Abercrombie has seen sales and net income decline for four straight years, and the brand has not been able to financially capitalize on recent rebranding efforts that have pivoted the company away from its formerly controversial image.
A Business Insider article noted that the Abercrombie web site appears to have an overreliance on deep discounting, even on trendier merchandise such as dresses, indicating that the company likely has an overabundance of unsold inventory.
The brand has experienced many of the same issues — the inventory problem being one — that its mall-based teen contemporaries Aéropostale, American Apparel and Wet Seal have faced, with fast-fashion brands and off-price retailers beating them to the punch in price and supply chain speed.

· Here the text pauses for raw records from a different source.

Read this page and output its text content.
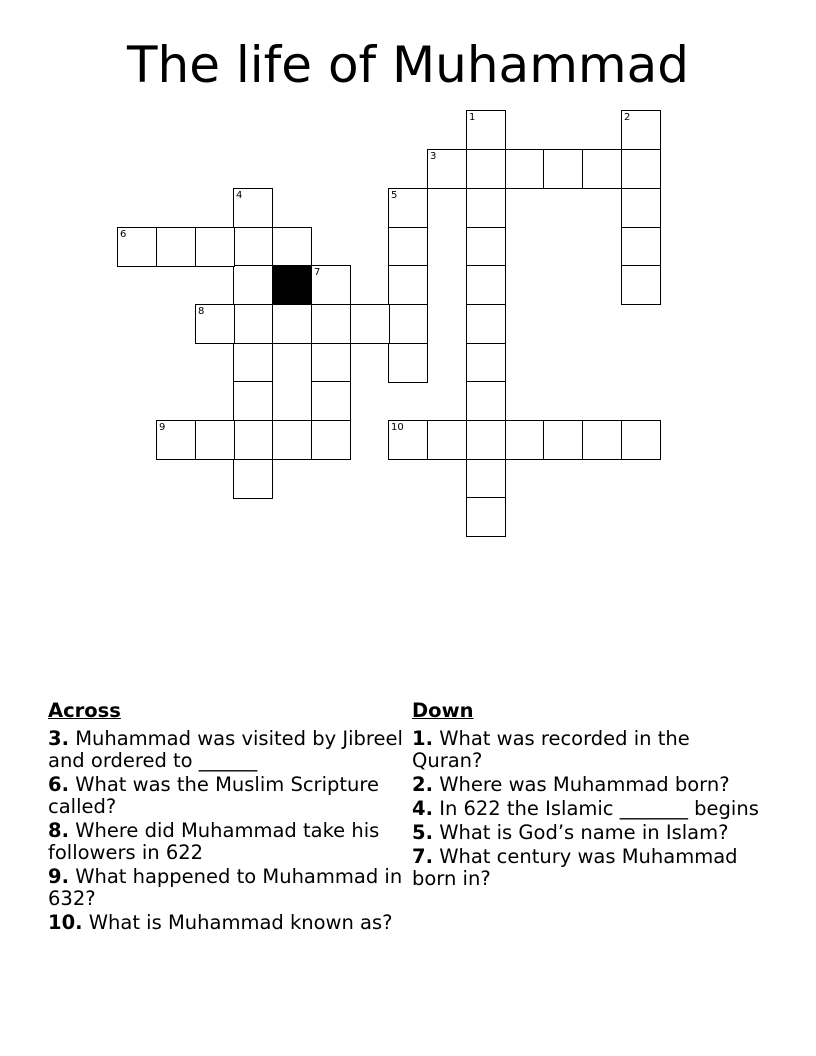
The life of Muhammad
1	2
3
4	5
6
7
8
9	10
Across
3. Muhammad was visited by Jibreel and ordered to ______
6. What was the Muslim Scripture called?
8. Where did Muhammad take his followers in 622
9. What happened to Muhammad in 632?
10. What is Muhammad known as?
Down
1. What was recorded in the Quran?
2. Where was Muhammad born?
4. In 622 the Islamic _______ begins
5. What is God’s name in Islam?
7. What century was Muhammad born in?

A sale would at least put Abercrombie in a better position than the now defunct American Apparel and Wet Seal brands, especially since Abercrombie has downsized significantly. The company announced in March that it was closing 60 U.S. stores with leases expiring in 2017, bringing its total store count down to approximately 674, a 20% drop since 2013. The decision came after a dismal Q4 in which same-store sales at the A&F brand declined by 13%.
With approximately 50% of its U.S. store leases expiring by the end of fiscal 2018, Abercrombie will have more flexibility in determining its brick-and-mortar footprint, making the brand a more attractive commodity for any potential buyer.